Tecnologia integra o "novo normal" na Educação pós-pandemia

Vestibular e avaliações online, reunião de pais via aplicativo e alunos que buscam sozinhos o conhecimento deve ser a nova realidade

Ensino hídrido deve permanecer no pós-pandemia

Ensino hídrido deve permanecer no pós-pandemia

Divulgação/Centro Paula Souza

A pandemia do novo coronavírus marca, de vez, o uso da tecnologia na educação. Se antes havia desconfiança entre educadores e escolas quanto ao uso de ferramentas e plataformas, hoje é uma necessidade. Para especialistas ouvidos pelo R7, a tendência que o ensino híbrido, com momentos presencial e remoto, permaneça no "novo normal".

Para Cristovam Ferrara, diretor comercial da Ânima Educação, a pandemia trouxe mudanças que vieram para ficar. "Nunca mais teremos um vestibular com uma multidão, as versões online devem permanecer até mesmo no Enem (Exame Nacional do Ensino Médio).

"Outro ponto é que o ensino híbrido ganha força, os alunos acompanham as aulas síncronas (que acontecem em tempo real e há interação online entre professores e estudantes) e o resultado tem sido muito positivo, além das avalições por meio digital, que antes eram vistas como um tabu, foram revistas. O profissional que sabe buscar o conhecimento é muito mais valorizado", avalia.

As instituições de ensino investem em novas plataformas que têm como objetivo aproximar as experiências virtuais das presenciais, principalmente nas aulas de laboratório, por exemplo.

Miguel Thompson, diretor acadêmico da Fundação Santillana, concorda que o uso das plataformas que promovem reuniões online facilitará a comunicação entre escola e as famílias. O próprio Whatsapp tende a ser mais utilizado, mas acredita que é necessário um investimento maior para tornar as aulas remotas mais atrativas.

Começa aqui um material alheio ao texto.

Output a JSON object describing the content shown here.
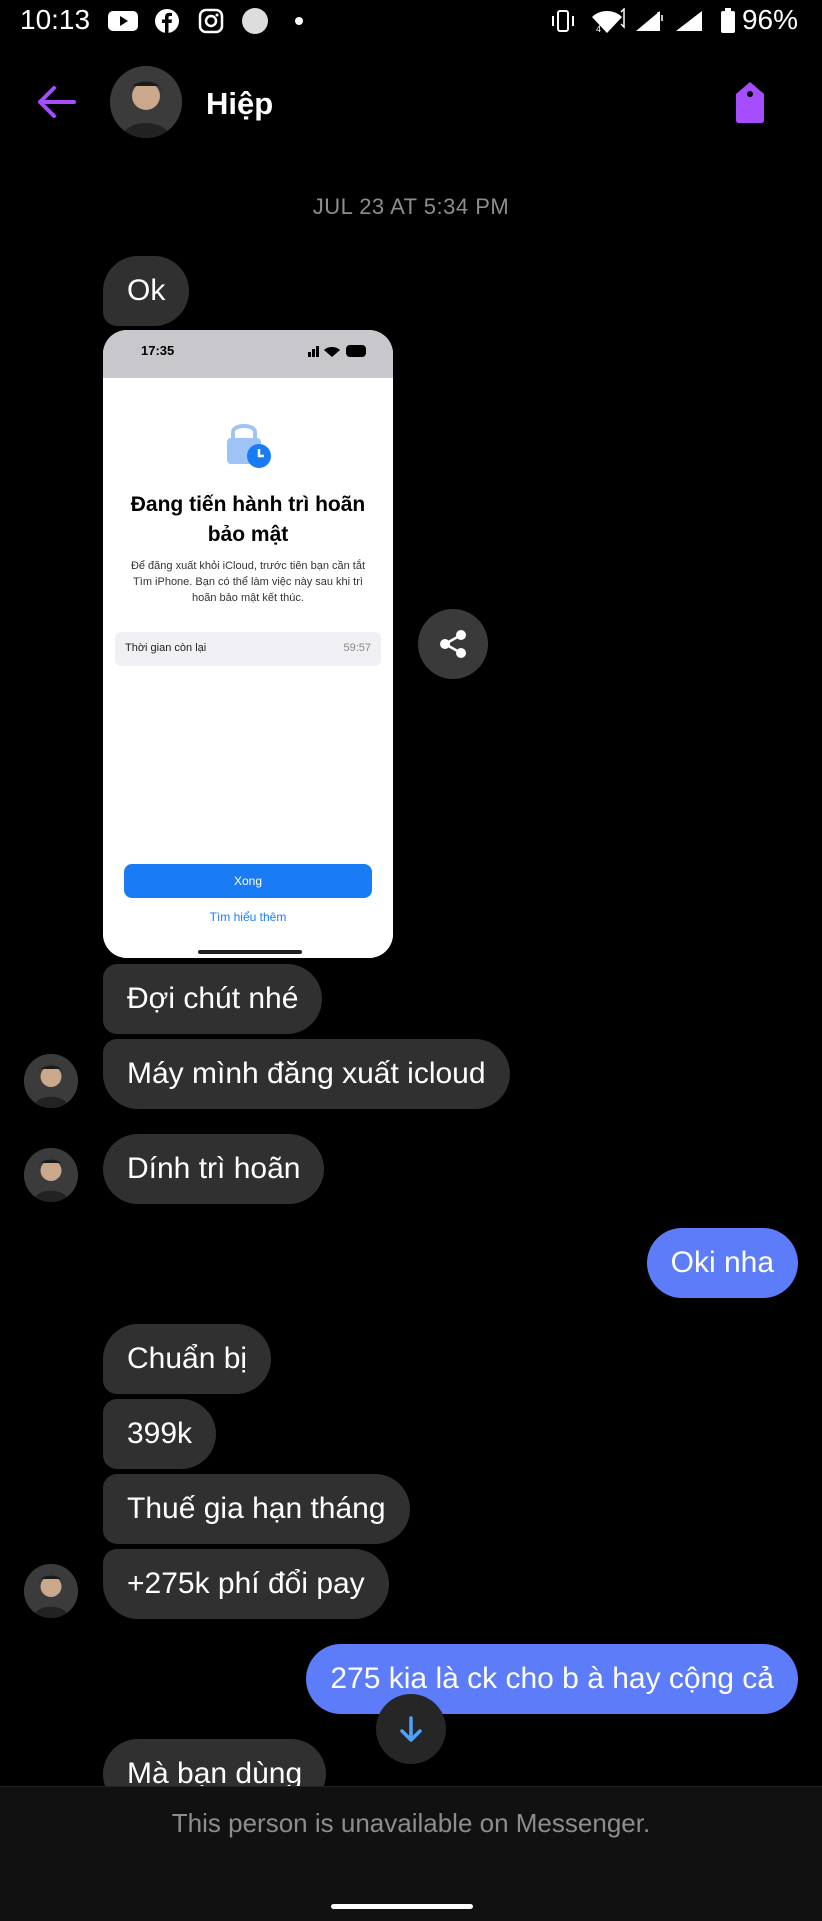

"As aulas expositivas online se tornam cansativas para as crianças e é preciso pensar em linguagens diferentes", observa. "Vale observar o que a indústria do entretenimento e os youtubers têm feito e buscar novas possibilidades utilizando ferramentas de roteiro e edição."

Outro ponto está no incentivo para que os estudantes possam buscar o próprio conhecimento. "Essa é a primeira geração que tem mais conhecimento que os professores, pelo menos no que diz respeito à cultura digital", diz. "É o momento de formar investigadores, de permitir que os alunos coloquem a mão na massa."

Para que isso aconteça para todos os estudantes é preciso criar políticas públicas que diminuam as desigualdades entre os estudantes. "Uma alternativa seria a parceria entre governo e teles para a franquia de dados móveis, por exemplo."